Outrageous acts on the field and selection blunders off it have blighted the South African tour of New Zealand
RUGBY: Barney Spender
IT has hardly been the best of weeks for the South African touring team. In the space of just five days they have lost a test series to the All Blacks, seen a player sent home for biting and lost to a provincial team for the first time on tour. In more senses than one it could be said the team has lost its head.
Much has already been written about Johan le Roux. Suffice to say that whatever the provocation, and some of Le Roux’s colleagues have since suggested that Sean Fitzpatrick was providing him with some ammunition for retaliation, biting has no place on the rugby field.
Apart from its cowardly nature it is also potentially very dangerous. Infections pass through blood and saliva and in the modern day perhaps both players should be packed off to hospital for both tetanous injections and Aids tests.
The argument over Le Roux these past few days has centred not so much on his guilt — TV condemned him out of hand — as the strictness of the sentence. A 20-month worldwide ban was the result and there is the possibility of Louis Luyt instructing his puppets at the South African Rugby Football Union to suspend him for life from rugby in South Africa. Looking at the crime, it is hard to argue.
But if, as Voltaire and a few French coaches might say, the severity is designed “pour encourager les autres”, then one has to ask why the new Zealand authorities who handed out the ban were so lenient on their own prop Richard Loe.
Loe, playing for Waikato, was given a nine-month ban, reduced to six on appeal, after being caught, like Le Roux, on TV gouging the eyes of Otago’s Greg Cooper. New Zealand made an example of him by picking him for the All Blacks again as soon as he was available. What kind of advertisement for the game is that?
Make no mistake, gouging, biting and “bagsnatching” are all equally hideous but the South African authorities should not divert all their attentions into a Johan le Roux witch-hunt. He is the effect of the game at home, the authorities need to examine the cause.
What makes players do it? And if, like Le Roux, they have a history of it, why are the provinces not nipping it in the bud? And why, when anyone could have told them that Le Roux was an accident waiting to happen, do they continue to pick him and players of his ilk?
Selection, though, is a peculiar business; selectors a peculiar breed.
The loss of the test and the Otago game will, no doubt, spark a big debate about the future of coach Ian McIntosh.
There have already been calls for the return of John Williams, but to change the coach now would be premature and unwise.
It is true that, sometimes, there has been a lack of pattern and edge to the team, never more so that on Wednesday when they played completely the wrong sort of game. Skating around the field in conditions which Ollie le Roux might have recognised from his water polo days, the South Africans insisted on playing a passing, dry weather game.
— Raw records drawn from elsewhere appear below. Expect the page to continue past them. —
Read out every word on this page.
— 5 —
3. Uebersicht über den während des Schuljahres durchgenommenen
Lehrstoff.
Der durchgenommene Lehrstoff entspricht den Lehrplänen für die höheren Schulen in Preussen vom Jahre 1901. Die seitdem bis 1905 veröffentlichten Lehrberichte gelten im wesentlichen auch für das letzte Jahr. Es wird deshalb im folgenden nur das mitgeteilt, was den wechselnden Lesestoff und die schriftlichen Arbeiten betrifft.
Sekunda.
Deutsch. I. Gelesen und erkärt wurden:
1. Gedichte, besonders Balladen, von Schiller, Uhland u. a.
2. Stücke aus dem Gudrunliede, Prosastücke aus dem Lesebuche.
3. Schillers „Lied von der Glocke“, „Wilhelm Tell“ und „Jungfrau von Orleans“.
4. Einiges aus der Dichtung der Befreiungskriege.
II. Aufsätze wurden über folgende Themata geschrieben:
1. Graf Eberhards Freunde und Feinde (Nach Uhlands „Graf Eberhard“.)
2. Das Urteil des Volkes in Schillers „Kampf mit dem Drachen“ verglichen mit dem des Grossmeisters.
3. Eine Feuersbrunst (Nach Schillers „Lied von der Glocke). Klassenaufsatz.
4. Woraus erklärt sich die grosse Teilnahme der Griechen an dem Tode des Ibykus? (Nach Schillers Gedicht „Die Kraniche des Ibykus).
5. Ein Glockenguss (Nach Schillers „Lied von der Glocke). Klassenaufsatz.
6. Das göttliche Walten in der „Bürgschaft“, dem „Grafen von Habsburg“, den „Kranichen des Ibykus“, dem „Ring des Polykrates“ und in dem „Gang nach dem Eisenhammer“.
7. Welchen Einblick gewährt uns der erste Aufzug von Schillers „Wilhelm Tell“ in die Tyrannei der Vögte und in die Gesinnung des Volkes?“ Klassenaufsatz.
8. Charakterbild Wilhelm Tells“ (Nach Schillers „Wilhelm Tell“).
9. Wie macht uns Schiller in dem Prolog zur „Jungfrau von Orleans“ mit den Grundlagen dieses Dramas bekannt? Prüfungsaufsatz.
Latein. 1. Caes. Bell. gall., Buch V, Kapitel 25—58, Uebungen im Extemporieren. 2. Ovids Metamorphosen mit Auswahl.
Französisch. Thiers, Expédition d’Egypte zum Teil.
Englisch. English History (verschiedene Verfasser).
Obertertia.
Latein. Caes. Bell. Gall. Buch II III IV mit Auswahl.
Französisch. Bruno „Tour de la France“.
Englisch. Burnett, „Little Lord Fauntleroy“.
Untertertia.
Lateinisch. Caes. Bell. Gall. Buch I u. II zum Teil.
While Otago’s Stephen Bachop made life a misery with clever kicking into the corners, the South Africans attempted to run the ball, which was as slippery as soap, back at them. Where was the tactical kicking? Where was the chip over the top to make the defense turn and cover? Where was Joel Stransky?
The last is a question which has, almost certainly, vexed McIntosh’s mind over the past six weeks.
It is easy in retrospect to select sides but, at the time, it was only the selectors and certain Northern Transvaal rugby followers who would contend that Lance Sherrell was the second-best flyhalf in the country.
No disrespect to Sherrell, who has excelled in provincial rugby on occasion and is a thoroughly nice man, but more than likely, if he put his hand on his heart, he would agree. The argument is not with Sherrell but with the selectors who, somehow, ignored a player who was number one in the country 12 months ago and who had a stunning game for South Africa A against the English.
He may not be capable of Hennie le Roux’s moments of dashing flair but he is the more complete player, one who can govern a game from the pivotal position.
The non-selection of Stransky is not the only blunder made before the side left Johannesburg.
The fact that Japie Mulder walked straight into the test team suggests another error of judgment in the original selection.
Apart from selection, McIntosh has had to deal with a huge number of injuries. Before the team left he was denied the services of flyhalf Henry Honiball, wing Jacques Olivier, lock Hannes Strydom, flanker Ian McDonald, hooker Naka Drotske and fullbacks Gavin Johnson and Chris Dirks, among others, though Johnson joins the party today as a replacement for Theo van Rensburg.
Prior to Van Rensburg, four others had flown home from the tour and yet another four, Chester Williams, Francois Pienaar, Balie Swart and Rudolph Straeuli have been put out for lengthy spells.
It all adds up to a nightmare for the coach, although McIntosh must be aware that the knives are being sharpened; that time is running out.